American Filipino-themed restaurant chain

Manila Sunset is an American chain of Filipino-themed restaurants targeted towards overseas Filipinos. It mainly features foods from its culture and places its seven locations in areas with the highest concentration of them, namely Southern California and Washington.

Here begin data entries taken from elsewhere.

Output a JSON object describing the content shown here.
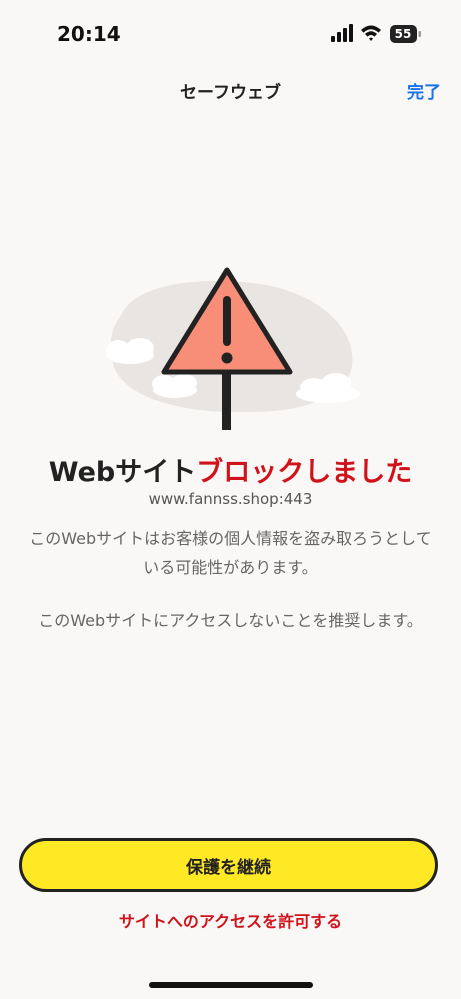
{
  "status_bar": {
    "time": "20:14",
    "battery_level": "55",
    "icons": [
      "signal-icon",
      "wifi-icon",
      "battery-icon"
    ]
  },
  "nav": {
    "title": "セーフウェブ",
    "done_label": "完了"
  },
  "warning": {
    "icon": "warning-sign-icon",
    "heading_prefix": "Webサイト",
    "heading_blocked": "ブロックしました",
    "url": "www.fannss.shop:443",
    "message_1": "このWebサイトはお客様の個人情報を盗み取ろうとしている可能性があります。",
    "message_2": "このWebサイトにアクセスしないことを推奨します。"
  },
  "actions": {
    "continue_label": "保護を継続",
    "allow_label": "サイトへのアクセスを許可する"
  },
  "colors": {
    "accent_blue": "#1a73e8",
    "danger_red": "#d0121b",
    "button_yellow": "#ffe924",
    "warning_orange": "#f88d78"
  }
}
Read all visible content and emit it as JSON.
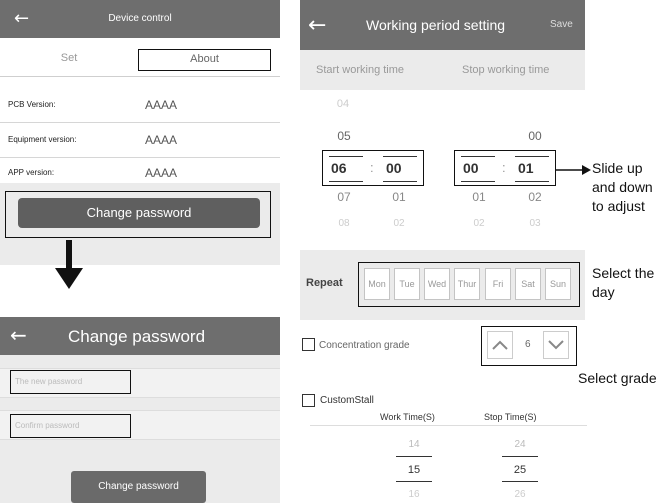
{
  "device_control": {
    "title": "Device control",
    "tabs": [
      {
        "label": "Set",
        "active": false
      },
      {
        "label": "About",
        "active": true
      }
    ],
    "rows": [
      {
        "label": "PCB Version:",
        "value": "AAAA"
      },
      {
        "label": "Equipment version:",
        "value": "AAAA"
      },
      {
        "label": "APP version:",
        "value": "AAAA"
      }
    ],
    "change_password_button": "Change password"
  },
  "change_password": {
    "title": "Change password",
    "new_password_placeholder": "The new password",
    "confirm_password_placeholder": "Confirm password",
    "submit_button": "Change password"
  },
  "working_period": {
    "title": "Working period setting",
    "save_label": "Save",
    "start_label": "Start working time",
    "stop_label": "Stop working time",
    "start_hours": [
      "04",
      "05",
      "06",
      "07",
      "08"
    ],
    "start_minutes": [
      "00",
      "01",
      "02"
    ],
    "stop_hours": [
      "00",
      "01",
      "02"
    ],
    "stop_minutes": [
      "00",
      "01",
      "02",
      "03"
    ],
    "separator": ":",
    "repeat_label": "Repeat",
    "days": [
      "Mon",
      "Tue",
      "Wed",
      "Thur",
      "Fri",
      "Sat",
      "Sun"
    ],
    "concentration_label": "Concentration grade",
    "grade_value": "6",
    "custom_stall_label": "CustomStall",
    "work_time_header": "Work Time(S)",
    "stop_time_header": "Stop Time(S)",
    "work_times": [
      "14",
      "15",
      "16"
    ],
    "stop_times": [
      "24",
      "25",
      "26"
    ]
  },
  "annotations": {
    "slide": [
      "Slide up",
      "and down",
      "to adjust"
    ],
    "select_day": [
      "Select the",
      "day"
    ],
    "select_grade": "Select grade"
  }
}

The restaurant is family-run and family-owned. Its ingredients are made from scratch and mostly shipped in from the Philippines.

==History==
The chain's first store opened in 1985, on Los Angeles' Sunset Boulevard, inspiring the restaurant's name, along with the idea that Manila was known for its sunsets. The founder, Ben and Lorna Halili, who migrated to the United States from the Philippines, intended to provide food for Filipinos in the United States who had missed the food of their ancestry. Halili had previously owned a restaurant called "Mami's Best." It then became popular with people of other cultures, not just from the Philippines. Ben and Lorna's son Jay Halili took over the business later.

==Menu==
The restaurant's website displays the following food items:
| *Bibingka (what the restaurant is known for; takes two days to make) *Pancit Malabon *Puto bumbong *Goto *Arroz caldo *Tokwa't baboy *Embutido *Lumpiang Shanghai *Fried lumpia *Fresh lumpia | *Chicken barbecue *Manila Pork Barbecue *Pork Inihaw *Inihaw Na Pusit *Beef tapa *Beef Korean barbecue *Lechon kawali *Daing Na Bangus *Tocino *Longganisa |

==Locations==
As of June 2023, Manila Sunset has seven locations, with six in Southern California (Cerritos, Los Angeles, National City, North Hills, Rancho Cucamonga, and West Covina) and one in Seattle. It is not currently planning on expanding.

==Reception==
The chain has been praised by the Los Angeles Times for its exotic and inexpensive menu. The Inland Valley Daily Bulletin also gave a positive review.